In the lecture, Interdomain Internet Routing by H. Balakrishnan and N. Feamster it is explained how routing between different administrative domains work in the Internet. It is stated that the Internet service is provided by a large number of commercial enterprises called autonomous systems (ASes) in competition of each other but are being required to cooperate for global connectivity. These ASes implements some sets of policies in deciding how to route its packets to the rest of the Internet and how to export the routes of itself, its customers and learned routes to other ASes. In the first part of the lecture the Inter-AS business relationships, transit and peering were discussed. Transit is a provider-customer relationship wherein the provider charges its customers for Internet access. Meanwhile peering on the other hand is a mutual agreement between two providers to allow access to subset of each other's routing tables wherein a financial settlement may not be involve as long as the traffic ration is not highly symmetric. Although peering is beneficial to ASses, its main drawback would be it not being able to give revenue, transit relationships does. Internet Service Providers (ISPs) filter the routes to export and most of them end up providing selective transit. While in importing, routes are imported in the following order: customer, peer and provider.

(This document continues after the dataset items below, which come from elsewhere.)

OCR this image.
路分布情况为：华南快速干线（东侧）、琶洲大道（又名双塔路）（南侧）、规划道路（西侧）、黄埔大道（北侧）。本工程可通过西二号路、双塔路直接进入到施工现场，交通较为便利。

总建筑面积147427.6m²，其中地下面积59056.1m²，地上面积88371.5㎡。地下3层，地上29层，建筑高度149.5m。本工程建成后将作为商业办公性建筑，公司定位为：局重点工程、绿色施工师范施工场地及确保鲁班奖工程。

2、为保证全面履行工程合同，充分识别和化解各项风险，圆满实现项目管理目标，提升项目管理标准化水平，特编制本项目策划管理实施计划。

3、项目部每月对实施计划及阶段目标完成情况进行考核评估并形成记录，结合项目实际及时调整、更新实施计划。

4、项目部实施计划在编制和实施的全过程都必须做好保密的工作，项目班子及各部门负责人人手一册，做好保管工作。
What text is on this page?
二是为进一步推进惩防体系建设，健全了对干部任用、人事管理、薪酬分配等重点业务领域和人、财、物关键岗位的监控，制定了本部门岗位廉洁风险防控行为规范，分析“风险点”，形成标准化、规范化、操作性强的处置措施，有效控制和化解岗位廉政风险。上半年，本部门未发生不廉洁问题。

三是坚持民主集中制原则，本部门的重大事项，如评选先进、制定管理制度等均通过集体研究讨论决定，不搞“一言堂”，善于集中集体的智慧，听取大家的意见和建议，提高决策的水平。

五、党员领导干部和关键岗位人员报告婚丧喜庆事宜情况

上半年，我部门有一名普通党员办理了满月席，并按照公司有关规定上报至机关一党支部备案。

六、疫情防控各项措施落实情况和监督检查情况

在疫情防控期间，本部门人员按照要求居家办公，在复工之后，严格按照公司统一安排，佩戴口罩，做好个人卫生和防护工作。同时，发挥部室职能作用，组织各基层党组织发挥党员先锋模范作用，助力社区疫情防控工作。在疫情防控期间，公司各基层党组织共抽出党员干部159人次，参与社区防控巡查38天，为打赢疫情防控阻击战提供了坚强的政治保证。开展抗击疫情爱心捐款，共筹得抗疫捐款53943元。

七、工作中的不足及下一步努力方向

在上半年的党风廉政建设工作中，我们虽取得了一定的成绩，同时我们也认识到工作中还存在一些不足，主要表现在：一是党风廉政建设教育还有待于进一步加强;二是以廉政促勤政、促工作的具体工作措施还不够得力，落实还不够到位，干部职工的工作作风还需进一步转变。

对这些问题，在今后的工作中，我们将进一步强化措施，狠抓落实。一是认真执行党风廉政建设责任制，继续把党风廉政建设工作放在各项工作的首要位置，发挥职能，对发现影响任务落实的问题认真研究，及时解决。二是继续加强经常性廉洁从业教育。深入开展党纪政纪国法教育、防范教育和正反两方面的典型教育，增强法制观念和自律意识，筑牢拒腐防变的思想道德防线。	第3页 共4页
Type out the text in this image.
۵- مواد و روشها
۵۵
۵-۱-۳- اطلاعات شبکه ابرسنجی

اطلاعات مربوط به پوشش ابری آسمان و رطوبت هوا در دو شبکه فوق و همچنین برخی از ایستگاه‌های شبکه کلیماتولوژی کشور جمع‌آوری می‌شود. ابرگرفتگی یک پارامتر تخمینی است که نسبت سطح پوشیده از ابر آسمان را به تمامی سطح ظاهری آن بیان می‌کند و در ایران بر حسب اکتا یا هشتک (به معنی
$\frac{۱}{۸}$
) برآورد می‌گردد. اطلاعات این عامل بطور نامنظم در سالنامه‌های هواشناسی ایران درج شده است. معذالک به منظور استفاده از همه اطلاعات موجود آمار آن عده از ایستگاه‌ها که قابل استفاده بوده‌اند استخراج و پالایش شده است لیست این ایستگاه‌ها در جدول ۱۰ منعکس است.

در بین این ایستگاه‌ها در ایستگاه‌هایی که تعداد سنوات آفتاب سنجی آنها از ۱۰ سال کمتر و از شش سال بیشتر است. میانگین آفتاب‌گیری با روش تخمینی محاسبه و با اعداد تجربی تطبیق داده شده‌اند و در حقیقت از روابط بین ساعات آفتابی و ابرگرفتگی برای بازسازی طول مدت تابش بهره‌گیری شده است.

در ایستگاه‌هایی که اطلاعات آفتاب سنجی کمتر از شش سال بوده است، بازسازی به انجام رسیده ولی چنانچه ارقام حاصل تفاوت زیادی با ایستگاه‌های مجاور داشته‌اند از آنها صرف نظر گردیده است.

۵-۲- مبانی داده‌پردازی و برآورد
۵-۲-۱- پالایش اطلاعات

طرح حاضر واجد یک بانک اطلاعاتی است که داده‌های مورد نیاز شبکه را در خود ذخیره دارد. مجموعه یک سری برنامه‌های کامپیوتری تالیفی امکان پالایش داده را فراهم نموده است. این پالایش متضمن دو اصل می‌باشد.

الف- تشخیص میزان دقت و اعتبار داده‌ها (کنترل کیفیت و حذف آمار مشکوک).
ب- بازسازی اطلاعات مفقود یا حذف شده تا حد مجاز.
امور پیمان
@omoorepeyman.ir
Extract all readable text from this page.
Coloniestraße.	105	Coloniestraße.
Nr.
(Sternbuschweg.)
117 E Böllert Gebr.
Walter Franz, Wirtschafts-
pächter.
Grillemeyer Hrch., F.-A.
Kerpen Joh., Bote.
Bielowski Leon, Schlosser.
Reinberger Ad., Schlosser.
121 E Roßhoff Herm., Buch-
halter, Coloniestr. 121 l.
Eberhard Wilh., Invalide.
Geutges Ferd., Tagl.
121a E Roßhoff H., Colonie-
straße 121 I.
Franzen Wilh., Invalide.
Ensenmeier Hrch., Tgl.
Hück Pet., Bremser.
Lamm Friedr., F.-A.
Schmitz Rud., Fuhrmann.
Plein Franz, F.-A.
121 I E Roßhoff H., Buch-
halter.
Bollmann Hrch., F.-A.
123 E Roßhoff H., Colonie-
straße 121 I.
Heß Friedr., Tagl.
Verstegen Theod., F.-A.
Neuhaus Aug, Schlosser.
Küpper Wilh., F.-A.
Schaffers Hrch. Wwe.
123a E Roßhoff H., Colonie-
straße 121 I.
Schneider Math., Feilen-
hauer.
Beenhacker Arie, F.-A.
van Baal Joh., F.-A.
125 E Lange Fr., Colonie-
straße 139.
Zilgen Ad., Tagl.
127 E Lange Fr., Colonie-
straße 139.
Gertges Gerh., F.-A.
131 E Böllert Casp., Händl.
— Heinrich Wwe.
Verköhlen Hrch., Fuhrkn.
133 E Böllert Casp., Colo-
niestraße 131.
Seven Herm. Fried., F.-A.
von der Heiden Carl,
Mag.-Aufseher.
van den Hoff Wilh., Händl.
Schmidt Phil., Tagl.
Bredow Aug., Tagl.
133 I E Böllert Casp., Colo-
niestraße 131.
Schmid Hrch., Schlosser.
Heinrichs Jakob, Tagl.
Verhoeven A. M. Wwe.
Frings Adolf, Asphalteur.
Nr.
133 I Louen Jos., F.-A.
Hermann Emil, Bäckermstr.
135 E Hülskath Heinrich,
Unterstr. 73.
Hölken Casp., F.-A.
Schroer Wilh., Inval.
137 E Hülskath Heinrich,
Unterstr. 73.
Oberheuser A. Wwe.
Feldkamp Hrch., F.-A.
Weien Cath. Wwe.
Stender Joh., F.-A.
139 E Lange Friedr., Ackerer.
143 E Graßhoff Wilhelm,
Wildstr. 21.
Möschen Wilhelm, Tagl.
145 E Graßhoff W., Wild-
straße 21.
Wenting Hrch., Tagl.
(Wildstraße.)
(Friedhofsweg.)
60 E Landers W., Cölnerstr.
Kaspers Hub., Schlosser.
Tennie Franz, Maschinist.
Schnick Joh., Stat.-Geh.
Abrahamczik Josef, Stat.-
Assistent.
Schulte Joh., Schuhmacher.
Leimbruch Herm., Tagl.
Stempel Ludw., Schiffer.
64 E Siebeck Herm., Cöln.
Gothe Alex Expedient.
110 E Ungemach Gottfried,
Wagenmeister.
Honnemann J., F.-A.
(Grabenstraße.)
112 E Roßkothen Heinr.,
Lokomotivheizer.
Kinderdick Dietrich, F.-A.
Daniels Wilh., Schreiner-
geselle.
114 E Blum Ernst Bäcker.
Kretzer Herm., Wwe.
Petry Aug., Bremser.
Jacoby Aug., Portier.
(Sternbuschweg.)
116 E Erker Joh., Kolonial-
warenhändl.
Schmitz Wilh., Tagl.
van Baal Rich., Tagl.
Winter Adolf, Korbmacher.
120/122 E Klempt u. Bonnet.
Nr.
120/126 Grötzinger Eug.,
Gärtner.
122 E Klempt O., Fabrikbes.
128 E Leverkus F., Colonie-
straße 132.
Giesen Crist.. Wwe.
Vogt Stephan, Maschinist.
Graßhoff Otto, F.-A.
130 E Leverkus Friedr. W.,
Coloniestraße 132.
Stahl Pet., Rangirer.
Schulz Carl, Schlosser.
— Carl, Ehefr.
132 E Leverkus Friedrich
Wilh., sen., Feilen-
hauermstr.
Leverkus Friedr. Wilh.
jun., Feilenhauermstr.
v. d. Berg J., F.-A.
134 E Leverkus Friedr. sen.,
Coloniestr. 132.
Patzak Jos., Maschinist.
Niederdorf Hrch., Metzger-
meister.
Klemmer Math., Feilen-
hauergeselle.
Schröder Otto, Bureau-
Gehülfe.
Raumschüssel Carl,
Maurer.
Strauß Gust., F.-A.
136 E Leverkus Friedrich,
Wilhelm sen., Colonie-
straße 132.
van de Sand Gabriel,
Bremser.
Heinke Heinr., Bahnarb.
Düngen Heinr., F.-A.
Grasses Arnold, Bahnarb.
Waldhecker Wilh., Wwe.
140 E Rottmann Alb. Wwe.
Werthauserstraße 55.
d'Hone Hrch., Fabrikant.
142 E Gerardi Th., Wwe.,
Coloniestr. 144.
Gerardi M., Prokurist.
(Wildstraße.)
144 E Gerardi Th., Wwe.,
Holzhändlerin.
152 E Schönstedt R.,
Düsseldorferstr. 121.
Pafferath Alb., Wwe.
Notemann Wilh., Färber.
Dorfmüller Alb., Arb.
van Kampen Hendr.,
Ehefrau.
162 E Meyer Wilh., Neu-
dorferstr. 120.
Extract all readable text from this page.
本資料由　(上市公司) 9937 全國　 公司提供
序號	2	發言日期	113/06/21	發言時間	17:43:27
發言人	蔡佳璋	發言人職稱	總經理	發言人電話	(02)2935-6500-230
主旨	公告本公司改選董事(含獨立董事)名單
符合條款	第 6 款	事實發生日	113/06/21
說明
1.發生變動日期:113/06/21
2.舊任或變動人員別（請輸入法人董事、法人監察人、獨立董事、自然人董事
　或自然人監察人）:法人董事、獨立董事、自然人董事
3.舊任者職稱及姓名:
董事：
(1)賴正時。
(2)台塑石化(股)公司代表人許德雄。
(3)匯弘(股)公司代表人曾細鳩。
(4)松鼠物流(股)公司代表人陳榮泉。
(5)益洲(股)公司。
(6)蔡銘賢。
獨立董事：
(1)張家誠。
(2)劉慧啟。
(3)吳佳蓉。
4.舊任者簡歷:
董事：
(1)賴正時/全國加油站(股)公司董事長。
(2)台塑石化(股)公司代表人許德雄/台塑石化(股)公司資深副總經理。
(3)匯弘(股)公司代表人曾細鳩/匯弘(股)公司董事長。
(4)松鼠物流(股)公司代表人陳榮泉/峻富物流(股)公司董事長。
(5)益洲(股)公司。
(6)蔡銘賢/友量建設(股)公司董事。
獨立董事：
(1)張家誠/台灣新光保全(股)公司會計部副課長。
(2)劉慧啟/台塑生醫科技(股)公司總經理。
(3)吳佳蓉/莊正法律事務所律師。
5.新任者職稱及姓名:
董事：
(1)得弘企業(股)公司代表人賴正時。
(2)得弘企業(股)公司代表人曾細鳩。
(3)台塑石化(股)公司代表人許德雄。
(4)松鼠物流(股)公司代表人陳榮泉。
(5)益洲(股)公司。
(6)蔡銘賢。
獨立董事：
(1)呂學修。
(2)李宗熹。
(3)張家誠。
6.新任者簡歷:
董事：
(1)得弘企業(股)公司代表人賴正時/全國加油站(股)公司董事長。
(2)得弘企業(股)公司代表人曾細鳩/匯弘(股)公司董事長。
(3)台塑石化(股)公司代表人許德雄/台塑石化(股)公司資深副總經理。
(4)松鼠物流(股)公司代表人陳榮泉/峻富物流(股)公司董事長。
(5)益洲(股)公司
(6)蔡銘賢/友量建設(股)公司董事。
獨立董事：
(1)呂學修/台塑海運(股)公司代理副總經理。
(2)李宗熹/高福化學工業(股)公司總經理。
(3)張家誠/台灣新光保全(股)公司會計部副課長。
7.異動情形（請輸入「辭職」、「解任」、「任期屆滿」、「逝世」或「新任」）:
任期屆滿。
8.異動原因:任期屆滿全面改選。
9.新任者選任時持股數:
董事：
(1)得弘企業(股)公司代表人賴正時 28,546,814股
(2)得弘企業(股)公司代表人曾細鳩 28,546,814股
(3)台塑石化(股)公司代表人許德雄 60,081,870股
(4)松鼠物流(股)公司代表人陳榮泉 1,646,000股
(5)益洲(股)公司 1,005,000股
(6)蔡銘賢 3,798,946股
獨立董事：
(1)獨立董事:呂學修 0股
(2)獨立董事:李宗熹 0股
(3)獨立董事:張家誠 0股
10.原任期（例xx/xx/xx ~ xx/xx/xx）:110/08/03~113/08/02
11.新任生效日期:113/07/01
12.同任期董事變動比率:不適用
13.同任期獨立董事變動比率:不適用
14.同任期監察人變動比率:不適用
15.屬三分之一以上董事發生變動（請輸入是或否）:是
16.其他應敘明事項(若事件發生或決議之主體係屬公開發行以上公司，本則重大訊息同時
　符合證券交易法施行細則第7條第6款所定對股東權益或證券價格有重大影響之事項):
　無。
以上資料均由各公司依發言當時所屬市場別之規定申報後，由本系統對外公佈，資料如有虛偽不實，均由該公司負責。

In the second part of the lecture, the most important features of the Border Gateway Protocol (BGP) were discussed. The BGP was designed to meet three important needs scalability, policy and cooperation under competitive circumstances. This is so that the Internet routing infrastructure remained scalable as the number of connected networks increased, the ASses are capable of implementing various forms of routing policy and to gracefully handle the transfer the "backbone" Internet infrastructure from single to multiple administrative entities. BGP runs on TCP over port 179. The two messages sent by BGP routers are UPDATE messages which announce a change or removal of route and the KEEPALIVE messages to ensure that it is still functioning properly. BGP disseminates routes within between routers on the different ASses using eBGP sessions and iBGP sessions for routers on the same AS. BGP allows the policy expression of ASses by allowing network operators to configure routers to manipulate route attributes when disseminating routes. The most important attributes are LOCAL PREF, ASPATH and MED arranged in priority order. In the end, the authors concluded that although BGP is a simple protocol, its operation in practice is extremely complex because of its configuration flexibility.
This lecture is a great introduction on how routing in the Internet happens between its domains. The design of the internet prioritized the needs of the military, on the other hand interdomain routing prioritize the need of the many administrative systems to be truly independent of each other but still cooperate. BGP gives the ASses the ability to implement their own policies based on their best interest. As consequence of this, the consumers that rely on these providers may not be getting the best possible service.